The Department of Homeland Security Abandons No-Match Rule
The Department of Homeland Security ("DHS") has abandoned its proposed no-match rule entitled Safe-Harbor Procedures for Employers Who Receive a No-Match Letter. This rule is the subject of current litigation challenging the implementation of the rule because it would use the Social Security no-match records as a tool for immigration enforcement. On October 10, 2007, a federal court in California issued a preliminary injunction preventing DHS and the Social Security Administration ("SSA") from implementing the new rule. As a result, DHS requested that this lawsuit be placed on hold until March 2008 because DHS plans to revise and re-publish the rule. The court granted DHS’ request to stay the litigation, but will require DHS to report monthly on its progress in publishing a revised rule. Employers should note that although the "safe harbor" provision is not effective at this time, DHS will continue to use the no-match letter as an enforcement tool. Please contact your Fisher Phillips attorney, if you have any questions.
Recent Immigration Enforcement Efforts
DHS and U.S. Immigration and Customs Enforcement ("ICE") are continuing their efforts to prosecute employers who knowingly employ illegal aliens. Examples of recent ICE enforcement actions are set forth below.

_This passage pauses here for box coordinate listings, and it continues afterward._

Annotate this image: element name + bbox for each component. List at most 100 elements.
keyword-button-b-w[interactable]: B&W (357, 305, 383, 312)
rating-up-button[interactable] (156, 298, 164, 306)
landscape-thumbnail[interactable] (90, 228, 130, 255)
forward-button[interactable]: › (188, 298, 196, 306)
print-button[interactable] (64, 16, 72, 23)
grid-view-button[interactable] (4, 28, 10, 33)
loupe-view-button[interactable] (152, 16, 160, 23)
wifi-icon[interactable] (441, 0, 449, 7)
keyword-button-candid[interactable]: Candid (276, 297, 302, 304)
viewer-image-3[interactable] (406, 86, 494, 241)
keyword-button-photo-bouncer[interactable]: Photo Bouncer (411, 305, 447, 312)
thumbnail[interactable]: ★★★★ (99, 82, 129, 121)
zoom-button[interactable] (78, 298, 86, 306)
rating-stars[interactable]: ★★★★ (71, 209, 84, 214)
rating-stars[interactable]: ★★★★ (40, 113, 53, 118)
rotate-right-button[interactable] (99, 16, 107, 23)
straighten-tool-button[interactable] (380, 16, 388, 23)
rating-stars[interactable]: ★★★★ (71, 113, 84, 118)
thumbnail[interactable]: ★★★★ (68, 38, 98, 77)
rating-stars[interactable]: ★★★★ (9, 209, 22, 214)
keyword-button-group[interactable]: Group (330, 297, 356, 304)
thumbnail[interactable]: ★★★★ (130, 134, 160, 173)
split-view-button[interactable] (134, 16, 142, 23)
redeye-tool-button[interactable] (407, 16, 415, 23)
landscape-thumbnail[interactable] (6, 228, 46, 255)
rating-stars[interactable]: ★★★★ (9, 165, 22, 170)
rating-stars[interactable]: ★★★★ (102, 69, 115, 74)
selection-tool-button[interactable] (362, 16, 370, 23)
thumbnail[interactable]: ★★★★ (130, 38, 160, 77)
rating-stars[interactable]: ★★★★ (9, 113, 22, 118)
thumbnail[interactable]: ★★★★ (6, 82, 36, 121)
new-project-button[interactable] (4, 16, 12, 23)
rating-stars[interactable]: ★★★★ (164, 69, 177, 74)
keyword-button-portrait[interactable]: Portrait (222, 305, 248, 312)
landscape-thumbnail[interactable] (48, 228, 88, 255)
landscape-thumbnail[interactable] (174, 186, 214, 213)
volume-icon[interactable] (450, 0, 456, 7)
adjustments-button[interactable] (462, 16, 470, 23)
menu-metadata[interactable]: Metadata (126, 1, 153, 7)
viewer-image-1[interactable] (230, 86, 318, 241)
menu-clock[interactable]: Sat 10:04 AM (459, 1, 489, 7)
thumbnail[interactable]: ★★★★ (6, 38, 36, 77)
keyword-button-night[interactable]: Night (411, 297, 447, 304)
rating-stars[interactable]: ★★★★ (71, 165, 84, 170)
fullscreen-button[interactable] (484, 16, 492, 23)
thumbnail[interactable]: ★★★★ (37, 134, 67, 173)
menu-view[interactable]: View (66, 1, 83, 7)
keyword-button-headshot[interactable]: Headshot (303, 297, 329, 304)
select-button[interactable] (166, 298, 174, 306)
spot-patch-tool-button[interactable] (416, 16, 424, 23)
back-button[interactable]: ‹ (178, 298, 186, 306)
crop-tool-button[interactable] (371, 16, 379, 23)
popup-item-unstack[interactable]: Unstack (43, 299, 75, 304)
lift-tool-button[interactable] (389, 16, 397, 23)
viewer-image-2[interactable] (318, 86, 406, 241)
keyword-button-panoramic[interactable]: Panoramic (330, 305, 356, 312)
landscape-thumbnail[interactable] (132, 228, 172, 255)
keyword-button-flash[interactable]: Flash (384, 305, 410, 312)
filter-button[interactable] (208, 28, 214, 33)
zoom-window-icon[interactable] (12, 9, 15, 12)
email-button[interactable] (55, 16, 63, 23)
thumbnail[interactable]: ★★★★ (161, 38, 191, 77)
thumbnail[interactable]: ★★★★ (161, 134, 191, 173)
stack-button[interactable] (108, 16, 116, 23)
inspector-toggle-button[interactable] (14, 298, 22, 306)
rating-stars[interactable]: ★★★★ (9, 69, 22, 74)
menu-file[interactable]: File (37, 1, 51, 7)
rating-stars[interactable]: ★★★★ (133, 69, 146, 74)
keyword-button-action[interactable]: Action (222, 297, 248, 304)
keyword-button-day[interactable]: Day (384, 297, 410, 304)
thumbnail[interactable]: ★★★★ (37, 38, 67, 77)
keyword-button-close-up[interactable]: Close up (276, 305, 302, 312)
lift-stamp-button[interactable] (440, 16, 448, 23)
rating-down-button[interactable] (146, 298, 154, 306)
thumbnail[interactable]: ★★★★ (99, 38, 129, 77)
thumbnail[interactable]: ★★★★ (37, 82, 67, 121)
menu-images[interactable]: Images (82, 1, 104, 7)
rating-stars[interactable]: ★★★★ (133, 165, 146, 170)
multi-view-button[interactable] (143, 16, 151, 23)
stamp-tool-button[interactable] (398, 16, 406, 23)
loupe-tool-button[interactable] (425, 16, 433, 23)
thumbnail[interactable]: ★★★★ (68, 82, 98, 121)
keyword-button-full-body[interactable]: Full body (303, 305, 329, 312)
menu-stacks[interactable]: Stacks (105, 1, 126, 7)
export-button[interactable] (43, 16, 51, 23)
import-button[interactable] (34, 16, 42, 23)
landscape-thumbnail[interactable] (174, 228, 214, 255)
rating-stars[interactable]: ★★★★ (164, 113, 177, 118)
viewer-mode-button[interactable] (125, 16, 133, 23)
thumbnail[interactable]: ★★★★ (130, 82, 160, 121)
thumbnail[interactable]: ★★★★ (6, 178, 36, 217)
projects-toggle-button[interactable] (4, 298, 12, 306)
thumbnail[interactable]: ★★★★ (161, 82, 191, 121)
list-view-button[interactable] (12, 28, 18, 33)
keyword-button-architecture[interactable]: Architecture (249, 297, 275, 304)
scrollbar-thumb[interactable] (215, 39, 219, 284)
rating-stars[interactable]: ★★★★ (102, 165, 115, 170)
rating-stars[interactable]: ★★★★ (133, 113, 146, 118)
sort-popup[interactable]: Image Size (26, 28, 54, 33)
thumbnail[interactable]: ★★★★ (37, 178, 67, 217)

Three officers of B&B Cable Co., a subcontractor for Verizon Communications, in the Virginia Beach, Virginia area were arrested on charges of employing, transporting, and harboring illegal workers. The charges could result in penalties of up to 10 years in prison and a fine of up to $250,000 per count. In response to this enforcement action, Verizon Communications now requires contractors to ensure proper documentation of all workers assigned to Verizon projects. Since employers can be held liable for knowledge that a contractor’s workers are illegal, prudent employers are implementing similar measures.
In other recent raids, ICE agents arrested 23 illegal aliens working at O’Hare International Airport and brought criminal charges against two managers for a staffing company that hired them. As the result of another ICE investigation, five employees of a company that operates a cafeteria in a federal office building in Kansas City, Mo. were indicated on charges of using false Social Security numbers to obtain employment. ICE raided a meatpacking plant in West Virginia and six illegal workers were arrested. These illegal workers later pleaded guilty to false presentation of Social Security numbers. Finally, after a 16-month investigation into the hiring practices of a carpentry business in Oakland, California, ICE raided the business and arrested the owner for knowingly hiring at least seven illegal aliens.
Employers should be aware that ICE is continuing to investigate and raid facilities where it suspects illegal aliens are employed. ICE’s enforcement activity is yet another reminder of the importance of I-9 compliance.